How To Survive Your First Convention

How To Survive Your First Convention

  Photo: National FFA Organization

Photo: National FFA Organization

Every year, FFA members meet to conduct business, compete in development events, and gain inspiration from keynote speakers. Those who have been to convention before understand what an incredible experience it can be, but if you’re gearing up for your first time it can be a little daunting. We’ve put together a quick guide of things you’ll need to know to experience your first state or national convention.

Dress to impress
Hope you like blue corduroy! You’ll observe a sea of students in blue jackets dotted with the occasional teacher or business professional. When walking around, it will be impossible to resist reading the backs of jackets to find out where everyone is from. Since this is your first time, you might not have everything you need for Official Dress (pg 24), but try and get as close as you can. “Unofficial” official dress can look sloppy or lazy. You’re here for business after all, try to be prepared.

Sleep is your friend, and your enemy
Convention packs an impossible amount of opportunities into such a short period of time, it’s impossible to experience everything. Utilize your nights and downtime wisely so you can avoid missing the important stuff*

*dozing off during an early morning session is not endorsed or recommended but you gotta do what you gotta do sometimes

Colleges, careers, and clothing! Oh my!
Stepping into the expo for the first time can be overwhelming. You’ll want to stick with your group, but divide and conquer is the key to true career show success. Get a few friends and check out some of the companies and schools to see what they have to offer. You might be surprised at who you meet, and all the free swag you walk away with.
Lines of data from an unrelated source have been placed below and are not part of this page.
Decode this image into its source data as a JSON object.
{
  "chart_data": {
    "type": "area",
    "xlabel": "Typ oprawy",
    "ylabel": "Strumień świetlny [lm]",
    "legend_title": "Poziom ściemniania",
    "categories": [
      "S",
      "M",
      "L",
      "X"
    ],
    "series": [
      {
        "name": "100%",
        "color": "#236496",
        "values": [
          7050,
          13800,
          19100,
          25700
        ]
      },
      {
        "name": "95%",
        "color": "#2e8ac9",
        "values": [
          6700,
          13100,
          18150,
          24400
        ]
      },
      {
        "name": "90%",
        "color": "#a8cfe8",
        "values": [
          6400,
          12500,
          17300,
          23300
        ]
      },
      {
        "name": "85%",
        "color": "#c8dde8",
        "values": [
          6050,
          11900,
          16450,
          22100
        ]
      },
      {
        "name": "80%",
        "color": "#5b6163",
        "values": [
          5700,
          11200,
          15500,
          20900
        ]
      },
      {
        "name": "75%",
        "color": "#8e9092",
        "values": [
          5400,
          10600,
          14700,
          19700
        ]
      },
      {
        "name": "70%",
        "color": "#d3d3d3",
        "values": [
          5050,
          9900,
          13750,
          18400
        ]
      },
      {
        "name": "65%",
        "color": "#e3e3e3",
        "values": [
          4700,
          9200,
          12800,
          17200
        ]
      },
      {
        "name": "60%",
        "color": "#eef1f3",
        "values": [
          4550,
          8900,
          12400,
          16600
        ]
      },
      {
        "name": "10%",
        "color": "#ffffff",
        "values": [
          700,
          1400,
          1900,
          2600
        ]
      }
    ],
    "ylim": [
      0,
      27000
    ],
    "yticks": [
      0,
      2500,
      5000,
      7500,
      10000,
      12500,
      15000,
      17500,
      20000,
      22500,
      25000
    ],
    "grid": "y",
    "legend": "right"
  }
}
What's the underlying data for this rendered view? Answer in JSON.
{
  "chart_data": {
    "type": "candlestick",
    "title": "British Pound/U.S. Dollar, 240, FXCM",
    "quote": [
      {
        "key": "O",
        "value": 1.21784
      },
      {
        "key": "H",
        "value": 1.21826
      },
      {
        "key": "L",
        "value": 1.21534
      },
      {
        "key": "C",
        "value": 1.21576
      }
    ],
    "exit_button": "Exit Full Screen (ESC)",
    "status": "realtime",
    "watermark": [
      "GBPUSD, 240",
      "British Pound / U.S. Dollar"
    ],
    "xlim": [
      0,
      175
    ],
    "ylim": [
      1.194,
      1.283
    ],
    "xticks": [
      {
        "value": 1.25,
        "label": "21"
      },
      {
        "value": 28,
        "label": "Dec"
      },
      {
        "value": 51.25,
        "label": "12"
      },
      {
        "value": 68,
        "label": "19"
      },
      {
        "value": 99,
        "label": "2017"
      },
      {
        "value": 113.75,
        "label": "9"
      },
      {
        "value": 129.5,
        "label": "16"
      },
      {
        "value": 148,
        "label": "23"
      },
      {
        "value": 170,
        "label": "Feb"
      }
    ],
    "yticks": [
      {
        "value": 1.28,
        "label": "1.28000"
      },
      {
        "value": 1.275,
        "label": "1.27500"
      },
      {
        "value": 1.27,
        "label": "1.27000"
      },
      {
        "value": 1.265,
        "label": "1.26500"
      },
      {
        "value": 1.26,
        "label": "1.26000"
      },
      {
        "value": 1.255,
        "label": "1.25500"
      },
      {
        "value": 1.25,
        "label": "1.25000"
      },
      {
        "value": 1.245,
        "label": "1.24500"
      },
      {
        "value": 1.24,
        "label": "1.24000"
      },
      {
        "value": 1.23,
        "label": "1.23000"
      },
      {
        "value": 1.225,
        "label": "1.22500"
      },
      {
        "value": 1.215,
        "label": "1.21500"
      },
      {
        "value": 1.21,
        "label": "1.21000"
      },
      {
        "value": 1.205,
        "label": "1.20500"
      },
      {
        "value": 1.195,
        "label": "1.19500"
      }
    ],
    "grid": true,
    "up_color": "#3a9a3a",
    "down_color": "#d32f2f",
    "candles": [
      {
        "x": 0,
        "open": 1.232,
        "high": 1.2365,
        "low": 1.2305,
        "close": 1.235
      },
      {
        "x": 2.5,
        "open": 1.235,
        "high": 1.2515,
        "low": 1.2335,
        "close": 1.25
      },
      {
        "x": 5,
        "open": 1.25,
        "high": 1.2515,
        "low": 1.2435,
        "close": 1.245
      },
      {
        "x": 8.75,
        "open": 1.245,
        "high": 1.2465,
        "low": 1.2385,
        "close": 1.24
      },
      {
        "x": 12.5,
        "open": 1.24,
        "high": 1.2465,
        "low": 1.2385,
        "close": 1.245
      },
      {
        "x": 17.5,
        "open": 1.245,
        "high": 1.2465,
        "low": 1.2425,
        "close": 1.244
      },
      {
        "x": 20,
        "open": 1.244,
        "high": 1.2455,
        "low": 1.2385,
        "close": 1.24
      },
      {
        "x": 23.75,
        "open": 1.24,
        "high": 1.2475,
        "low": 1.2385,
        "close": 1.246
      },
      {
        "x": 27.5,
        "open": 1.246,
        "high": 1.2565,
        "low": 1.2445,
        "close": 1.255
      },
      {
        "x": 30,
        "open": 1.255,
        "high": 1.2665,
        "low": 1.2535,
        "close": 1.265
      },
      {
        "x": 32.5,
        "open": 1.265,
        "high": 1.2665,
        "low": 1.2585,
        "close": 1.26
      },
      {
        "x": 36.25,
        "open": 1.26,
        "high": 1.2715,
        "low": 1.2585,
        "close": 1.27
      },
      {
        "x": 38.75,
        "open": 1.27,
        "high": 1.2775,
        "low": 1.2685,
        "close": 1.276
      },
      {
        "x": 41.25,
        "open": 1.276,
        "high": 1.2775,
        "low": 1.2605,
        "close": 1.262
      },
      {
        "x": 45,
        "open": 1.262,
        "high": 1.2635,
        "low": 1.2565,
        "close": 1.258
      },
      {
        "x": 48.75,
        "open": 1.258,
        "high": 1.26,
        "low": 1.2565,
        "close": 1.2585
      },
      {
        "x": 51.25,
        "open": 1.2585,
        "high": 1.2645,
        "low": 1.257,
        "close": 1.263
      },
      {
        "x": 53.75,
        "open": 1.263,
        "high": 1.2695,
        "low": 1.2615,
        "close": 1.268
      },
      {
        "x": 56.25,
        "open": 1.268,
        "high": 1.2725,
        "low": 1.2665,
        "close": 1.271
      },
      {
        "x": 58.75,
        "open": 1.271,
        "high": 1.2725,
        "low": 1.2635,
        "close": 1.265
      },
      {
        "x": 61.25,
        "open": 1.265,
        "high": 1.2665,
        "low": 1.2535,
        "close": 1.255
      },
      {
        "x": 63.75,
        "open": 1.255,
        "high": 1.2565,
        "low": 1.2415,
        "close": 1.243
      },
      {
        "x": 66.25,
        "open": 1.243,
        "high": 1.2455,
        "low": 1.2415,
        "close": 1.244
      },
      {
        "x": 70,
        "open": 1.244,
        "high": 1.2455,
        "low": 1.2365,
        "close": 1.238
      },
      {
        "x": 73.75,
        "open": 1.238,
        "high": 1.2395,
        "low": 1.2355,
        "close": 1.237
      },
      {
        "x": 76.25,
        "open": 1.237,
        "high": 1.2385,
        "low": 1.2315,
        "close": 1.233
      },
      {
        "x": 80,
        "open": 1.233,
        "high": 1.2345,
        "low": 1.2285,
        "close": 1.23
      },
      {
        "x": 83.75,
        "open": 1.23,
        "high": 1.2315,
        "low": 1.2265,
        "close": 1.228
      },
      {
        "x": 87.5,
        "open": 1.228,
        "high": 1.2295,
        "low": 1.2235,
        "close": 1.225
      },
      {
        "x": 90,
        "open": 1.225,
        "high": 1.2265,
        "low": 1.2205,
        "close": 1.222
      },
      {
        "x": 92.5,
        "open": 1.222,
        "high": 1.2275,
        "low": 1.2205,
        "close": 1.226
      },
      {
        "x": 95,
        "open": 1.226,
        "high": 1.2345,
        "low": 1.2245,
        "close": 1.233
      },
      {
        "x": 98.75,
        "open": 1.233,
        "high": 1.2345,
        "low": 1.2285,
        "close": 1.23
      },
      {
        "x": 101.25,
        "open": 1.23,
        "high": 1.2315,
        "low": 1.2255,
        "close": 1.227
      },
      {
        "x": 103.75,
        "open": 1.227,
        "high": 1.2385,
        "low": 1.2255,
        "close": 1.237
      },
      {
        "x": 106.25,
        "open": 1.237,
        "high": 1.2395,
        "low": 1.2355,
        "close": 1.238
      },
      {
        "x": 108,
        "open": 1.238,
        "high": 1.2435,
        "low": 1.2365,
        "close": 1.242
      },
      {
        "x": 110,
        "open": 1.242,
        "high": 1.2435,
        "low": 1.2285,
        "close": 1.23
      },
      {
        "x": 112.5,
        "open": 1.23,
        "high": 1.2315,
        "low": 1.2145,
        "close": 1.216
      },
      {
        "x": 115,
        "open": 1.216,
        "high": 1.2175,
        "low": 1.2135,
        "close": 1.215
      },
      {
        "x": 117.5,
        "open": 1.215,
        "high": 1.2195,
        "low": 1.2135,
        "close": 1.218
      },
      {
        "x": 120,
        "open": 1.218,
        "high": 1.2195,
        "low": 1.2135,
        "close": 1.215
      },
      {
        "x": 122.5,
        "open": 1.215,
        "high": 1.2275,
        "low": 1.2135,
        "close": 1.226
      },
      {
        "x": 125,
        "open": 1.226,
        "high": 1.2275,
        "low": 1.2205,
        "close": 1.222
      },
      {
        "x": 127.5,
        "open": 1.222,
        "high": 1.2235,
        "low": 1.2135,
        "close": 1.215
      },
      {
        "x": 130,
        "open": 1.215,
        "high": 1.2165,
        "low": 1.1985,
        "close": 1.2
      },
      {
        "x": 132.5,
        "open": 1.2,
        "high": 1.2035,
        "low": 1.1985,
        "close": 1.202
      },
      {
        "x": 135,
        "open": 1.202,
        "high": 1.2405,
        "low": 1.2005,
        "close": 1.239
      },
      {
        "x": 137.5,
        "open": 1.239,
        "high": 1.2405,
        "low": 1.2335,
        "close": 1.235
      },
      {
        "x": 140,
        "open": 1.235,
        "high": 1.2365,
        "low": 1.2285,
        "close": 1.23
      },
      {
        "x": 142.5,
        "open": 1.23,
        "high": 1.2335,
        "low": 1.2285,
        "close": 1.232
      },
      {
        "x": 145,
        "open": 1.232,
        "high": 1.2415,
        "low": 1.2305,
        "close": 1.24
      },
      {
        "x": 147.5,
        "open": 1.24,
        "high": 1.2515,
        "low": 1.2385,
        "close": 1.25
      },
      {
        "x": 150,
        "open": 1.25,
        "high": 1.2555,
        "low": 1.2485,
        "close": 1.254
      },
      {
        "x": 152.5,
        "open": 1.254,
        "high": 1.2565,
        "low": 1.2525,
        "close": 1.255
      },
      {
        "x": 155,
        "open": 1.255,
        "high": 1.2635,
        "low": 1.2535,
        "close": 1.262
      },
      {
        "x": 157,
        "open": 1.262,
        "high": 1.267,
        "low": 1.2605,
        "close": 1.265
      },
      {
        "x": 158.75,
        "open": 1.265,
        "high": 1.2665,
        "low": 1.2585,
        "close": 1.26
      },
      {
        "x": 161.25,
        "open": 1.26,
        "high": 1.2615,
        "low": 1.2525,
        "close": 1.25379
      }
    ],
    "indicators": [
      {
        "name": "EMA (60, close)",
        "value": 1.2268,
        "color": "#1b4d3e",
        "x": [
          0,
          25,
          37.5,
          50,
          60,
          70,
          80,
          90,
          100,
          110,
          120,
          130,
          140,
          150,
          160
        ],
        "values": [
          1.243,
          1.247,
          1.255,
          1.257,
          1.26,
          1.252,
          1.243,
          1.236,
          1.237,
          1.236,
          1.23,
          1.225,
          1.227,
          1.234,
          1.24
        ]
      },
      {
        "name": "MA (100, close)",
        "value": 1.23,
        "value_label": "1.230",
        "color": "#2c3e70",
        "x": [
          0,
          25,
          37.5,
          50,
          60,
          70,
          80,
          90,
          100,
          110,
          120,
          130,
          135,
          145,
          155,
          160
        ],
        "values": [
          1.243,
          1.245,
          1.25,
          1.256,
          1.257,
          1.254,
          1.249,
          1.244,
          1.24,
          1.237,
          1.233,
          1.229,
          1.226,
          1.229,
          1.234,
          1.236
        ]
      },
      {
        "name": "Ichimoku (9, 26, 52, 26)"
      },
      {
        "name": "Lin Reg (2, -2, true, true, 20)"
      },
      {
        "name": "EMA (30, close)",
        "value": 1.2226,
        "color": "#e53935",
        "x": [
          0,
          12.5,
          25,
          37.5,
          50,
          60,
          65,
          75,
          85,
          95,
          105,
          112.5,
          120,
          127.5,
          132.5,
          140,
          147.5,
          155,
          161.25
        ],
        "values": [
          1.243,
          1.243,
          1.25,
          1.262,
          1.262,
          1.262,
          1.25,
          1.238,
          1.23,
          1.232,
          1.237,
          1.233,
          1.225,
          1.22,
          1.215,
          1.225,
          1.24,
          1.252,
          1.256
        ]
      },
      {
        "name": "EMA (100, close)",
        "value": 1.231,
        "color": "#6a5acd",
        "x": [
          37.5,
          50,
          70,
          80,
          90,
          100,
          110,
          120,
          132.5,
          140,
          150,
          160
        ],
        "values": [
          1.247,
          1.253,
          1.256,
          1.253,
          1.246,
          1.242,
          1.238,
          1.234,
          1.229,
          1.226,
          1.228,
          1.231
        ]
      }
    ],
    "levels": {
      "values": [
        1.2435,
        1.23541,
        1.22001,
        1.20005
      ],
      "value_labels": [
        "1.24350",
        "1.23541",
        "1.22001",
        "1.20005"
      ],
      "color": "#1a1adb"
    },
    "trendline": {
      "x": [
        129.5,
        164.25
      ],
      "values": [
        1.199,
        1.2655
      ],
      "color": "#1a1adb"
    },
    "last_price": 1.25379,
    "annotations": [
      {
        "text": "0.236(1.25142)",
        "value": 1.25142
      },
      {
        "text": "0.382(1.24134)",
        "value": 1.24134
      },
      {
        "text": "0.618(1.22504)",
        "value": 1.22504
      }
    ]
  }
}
Carry a bag - and a phone charger
You’ll need a way to hold all the free stuff you get and snacks to keep you going through the day. If you want to participate in sharing your experiences through social media bringing your phone charger with you is a necessity. Sitting up against a wall outlet is essentially a convention right of passage.

Be present
The most enriching parts of convention are the sessions and workshops. Do your best to pay attention to the speakers, learn about the awards, and participate when you can. No one likes a wet noodle, so try to have fun! Memories aren’t made by moping around and keeping to yourself.

Grow your FFAmily
Everyone at convention already has one thing in common, so it’s easy to make friends. You can get to know members of your own chapter, people from your state, or people from across the country at any turn. Trade Instagram or Twitter handles and stay in touch. If the conversation gets stale just ask them about their chapter, their favorite CDE’s, or what they do for their SAE.

Take it all in
FFA conventions are an insane and unexplainable whirlwind of a time. They pass by way too quickly and you’ll return back to school and your regular life before you know it. Take pictures because before you know it, your years as a member will be behind you, your jacket will be retired, and you’ll be trying to convince your college or employer to send you back.